Though these individuals may be saving money—Walmart prices tend to be 1 to 2 percent lower than bargain competitors like Target—their communities are not necessarily better off. Research has shown that the big-box stores can drive up local crime rates. In Vista, California, for example, arrests at the retail store caused a nearly 25 percent bump in the crime rate.

Walmarts frequently wind up being a greater burden on police departments than other local businesses. An investigation by the Tampa Bay Times, for example, found that police received 16,800 calls from Walmarts across four Florida counties over the course of a year, which works out to two calls per hour, everyday. Of those calls, more than 50 percent were for cases of general disorder like trespassing and parking violations. So far this year, over 200 violent crimes — at least one per day — were committed at Walmart stores across the nation.

Historically, employee theft has been an even larger problem than shoplifting for retailers.

The hours that cops must spend hanging around Walmarts deterring crime, making arrests, and seeing those cases through in court leaves less time and manpower to police the rest of the city. Police departments across the U.S. have spoken out about the need for more officers to keep response times and overtime costs down, but the tax revenue from the retail chain rarely brings in enough money for the cities to cover such expenses, which makes alternatives like restorative justice programs all the more appealing.

Restorative justice is not the first criminal justice alternative that retailers have turned to. For decades, retail companies have used civil recovery — a process in which retailers can file lawsuits against shoplifters in civil courts (rather than criminal courts) in order to recover the costs of stolen goods. Civil recovery cases can be time-consuming for retailers, but restorative justice programs usually require participants to pay back the cost of the stolen items as well, while avoiding lengthy court processes. “Civil recovery is very much like restorative justice,” says Richard Hollinger, a sociology professor with an expertise on retail theft. “The component that was always missing was the re-socialization, the training program, where you’re not just exchanging money, but you’re teaching the person what the harm is of the crimes they’ve just committed.”

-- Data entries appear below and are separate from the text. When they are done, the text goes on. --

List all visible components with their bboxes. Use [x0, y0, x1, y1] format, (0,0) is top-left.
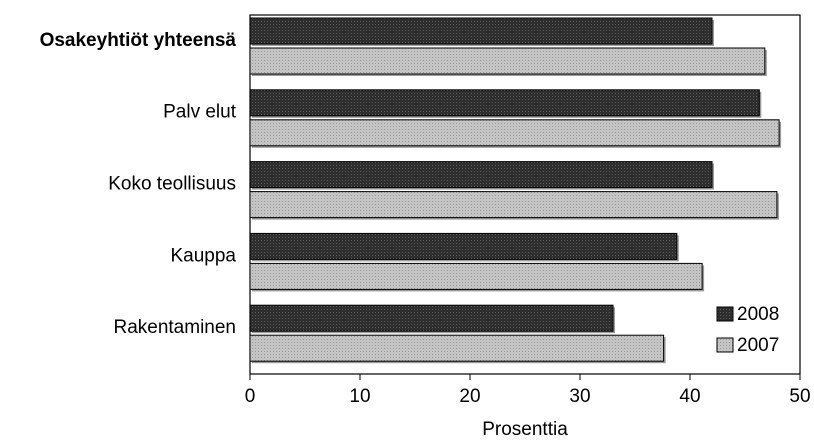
- x-tick-label: 20: [459, 386, 480, 407]
- category-label: Koko teollisuus: [108, 174, 236, 195]
- legend-label: 2008: [737, 304, 779, 325]
- x-tick-label: 0: [245, 386, 256, 407]
- bar-2007: [249, 334, 665, 362]
- category-label: Palv elut: [163, 102, 237, 123]
- category-label: Kauppa: [170, 245, 236, 266]
- bar-2008: [249, 161, 713, 189]
- bar-2007: [249, 119, 780, 147]
- legend-swatch-2008: [716, 306, 734, 322]
- category-labels: Osakeyhtiöt yhteensä Palv elut Koko teolli…: [40, 30, 237, 338]
- bars-group: [249, 17, 782, 364]
- category-label: Osakeyhtiöt yhteensä: [40, 30, 237, 51]
- bar-2008: [249, 17, 713, 45]
- x-axis: 0 10 20 30 40 50: [245, 374, 811, 407]
- x-tick-label: 40: [679, 386, 700, 407]
- bar-2007: [249, 191, 778, 219]
- x-tick-label: 30: [569, 386, 590, 407]
- x-axis-title: Prosenttia: [482, 419, 568, 440]
- bar-2008: [249, 304, 614, 332]
- legend-label: 2007: [737, 335, 779, 356]
- x-tick-label: 50: [789, 386, 810, 407]
- category-label: Rakentaminen: [113, 317, 236, 338]
- bar-2008: [249, 232, 678, 260]
- bar-2007: [249, 47, 766, 75]
- bar-2007: [249, 262, 703, 290]
- legend-swatch-2007: [716, 337, 734, 353]
- bar-2008: [249, 89, 760, 117]
- legend: 2008 2007: [716, 304, 779, 356]
- x-tick-label: 10: [349, 386, 370, 407]
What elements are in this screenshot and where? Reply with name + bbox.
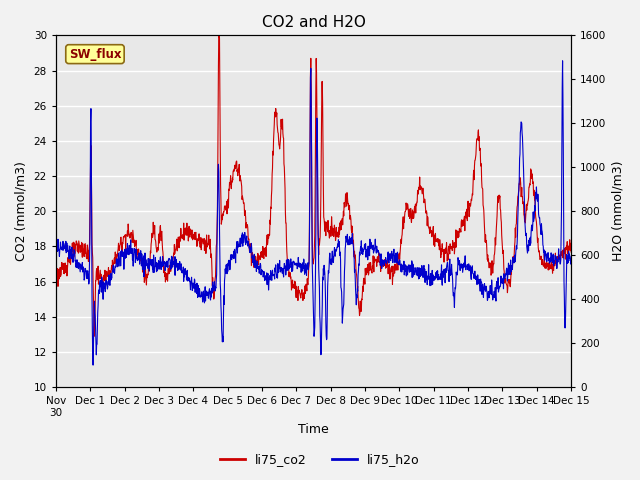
Legend: li75_co2, li75_h2o: li75_co2, li75_h2o [215, 448, 425, 471]
Text: SW_flux: SW_flux [68, 48, 121, 60]
Y-axis label: H2O (mmol/m3): H2O (mmol/m3) [612, 161, 625, 262]
X-axis label: Time: Time [298, 423, 329, 436]
Title: CO2 and H2O: CO2 and H2O [262, 15, 365, 30]
Y-axis label: CO2 (mmol/m3): CO2 (mmol/m3) [15, 161, 28, 261]
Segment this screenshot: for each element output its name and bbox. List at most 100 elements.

In 2014, shoplifting narrowly beat out employee theft as the greater cause of inventory loss, accounting for 39 percent of inventory shrinkage across the industry (employee theft accounted for 35 percent). But, historically, employee theft has been an even larger problem than shoplifting for retailers, according to Hollinger, who’s spent two-plus decades tracking theft patterns with the National Retail Security Survey. “The larger shrinkage losses over the 25 years are coming from not shoplifters,” he says. “They’re coming from employees.” The usual shoplifting deterrents, such as security cameras and guards, aren’t as effective at preventing internal theft, as many employees know how to beat the (familiar) system. Restorative justice programs could help stores re-coup some of those internal losses.

Restorative justice may not be new, but big-box retailers’ use of restorative justice programs certainly is, and there’s little research yet on how such programs might influence recidivism for shoplifters. There is, however, reason to believe such alternatives are better for offenders than jail time. For one thing, shoplifters are spared a criminal record, which can affect their job prospects. In addition, jail time often increases offenders’ risk of re-offending.

“The worst thing, ironically, that you can do to an offender to maximize his or her recidivism is put them in jail,” Hollinger says. “You’re really putting people into a school for crime.”

Perhaps Walmart holds a key to the future of policing—or the lack thereof.